Keith Combs has been a force basically every time B.A.S.S. has been here. He has two single-digit finishes logged and two other solid finishes (23rd and 31st) in the four prior tournaments here. He tends to do things a little differently, and it works out. He is stellar offshore, but is a great sight fisherman too. With him in 29th in AOY points, he will be looking to move up those standing to secure his Classic spot.


You can bet that Hank Cherry will go to sleep with a smile on his face after each tournament day because he knows he gets to wake up and throw a jerkbait for giant smallies. There may not be a better jerkbait fisherman in the field and if they’re shallow and the weather cooperates, it’ll play huge.


I’m taking a bit of a risk here picking Clark Wendlandt, but I equate it to betting that the Patriots will make it to the Big Game. Light line, clear water and sight fishing will all need to be in the holster if you want to do well here, and he has shown he can hang in those conditions. He’s also going to work hard to jump up the AOY standings as he is riding that Classic bubble.


Jason Williamson is a super versatile fisherman. He loves a spinning rod and has a proven track record in clear water fisheries. If he can stay on top of the fish, he will make a good showing.


Bernie Schultz may have a Florida mailing address, but his heart is up north. His record speaks for itself. His record boasts sixth-, 12th-, and 15th-place finishes here. Last year, he burned me and finished in 104th, but I am going to chalk that up to a fluke. I plan on seeing him back to his old habits and jackin’ some momma smalljaws come Sunday.
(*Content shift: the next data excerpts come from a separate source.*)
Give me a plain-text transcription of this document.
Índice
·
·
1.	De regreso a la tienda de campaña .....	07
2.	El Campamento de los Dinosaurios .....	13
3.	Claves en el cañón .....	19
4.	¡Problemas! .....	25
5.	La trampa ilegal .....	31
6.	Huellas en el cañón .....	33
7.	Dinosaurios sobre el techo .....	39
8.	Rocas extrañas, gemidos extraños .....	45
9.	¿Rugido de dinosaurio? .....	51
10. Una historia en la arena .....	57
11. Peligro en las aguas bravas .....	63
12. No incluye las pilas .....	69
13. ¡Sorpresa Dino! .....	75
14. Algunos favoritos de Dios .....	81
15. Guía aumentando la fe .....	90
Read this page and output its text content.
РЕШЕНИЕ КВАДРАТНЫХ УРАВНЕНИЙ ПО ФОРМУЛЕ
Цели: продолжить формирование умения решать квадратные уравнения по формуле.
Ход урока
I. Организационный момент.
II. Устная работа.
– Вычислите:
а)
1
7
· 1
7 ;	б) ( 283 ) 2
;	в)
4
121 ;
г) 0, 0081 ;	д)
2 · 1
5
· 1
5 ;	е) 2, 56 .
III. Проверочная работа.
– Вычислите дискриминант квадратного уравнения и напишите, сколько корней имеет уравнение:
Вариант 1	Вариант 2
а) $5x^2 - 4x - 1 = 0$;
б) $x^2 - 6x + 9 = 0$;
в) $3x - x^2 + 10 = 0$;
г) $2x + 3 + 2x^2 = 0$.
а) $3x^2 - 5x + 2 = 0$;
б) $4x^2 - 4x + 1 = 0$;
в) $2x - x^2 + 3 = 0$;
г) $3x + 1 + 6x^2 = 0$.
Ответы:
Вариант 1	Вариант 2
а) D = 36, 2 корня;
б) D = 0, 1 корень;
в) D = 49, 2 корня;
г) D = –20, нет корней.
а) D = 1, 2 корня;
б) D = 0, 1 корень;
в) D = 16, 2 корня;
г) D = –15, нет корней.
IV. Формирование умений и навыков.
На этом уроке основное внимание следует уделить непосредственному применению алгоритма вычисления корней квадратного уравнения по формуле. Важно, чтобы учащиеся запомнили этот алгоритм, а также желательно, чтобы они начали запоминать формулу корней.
If his ownership percentage wasn’t so high, I might be considering Jeff Gustafson a little more seriously. He definitely has earned his reputation on this type of fishery. His edge will come in his ability to read the conditions and adjust accordingly.


As usual, Bucket E has a slough of guys who have had exceptionally tough seasons. That includes guys like Rick Clunn who even won the first event of 2019. Momentum isn’t something you can really count on in this bucket so you have to go to your secondary reasoning, which for me is history. Rick Morris fished with the Elites through 2014 and did not have a great showing when we visited Waddington in 2013, finishing in 82nd. However, last year he punched out a sixth-place finish. This place has changed a lot since 2013. I’m hoping he figured something out last year that he can duplicate this time around.


Swimbaits once again should play. It might behoove you to watch the local weather as we get closer. If it looks to be cloudy or breezy, that could really hurt the sight fishing bite and really boost the moving bait bite. That could play straight into Steve Kennedy’s wheelhouse.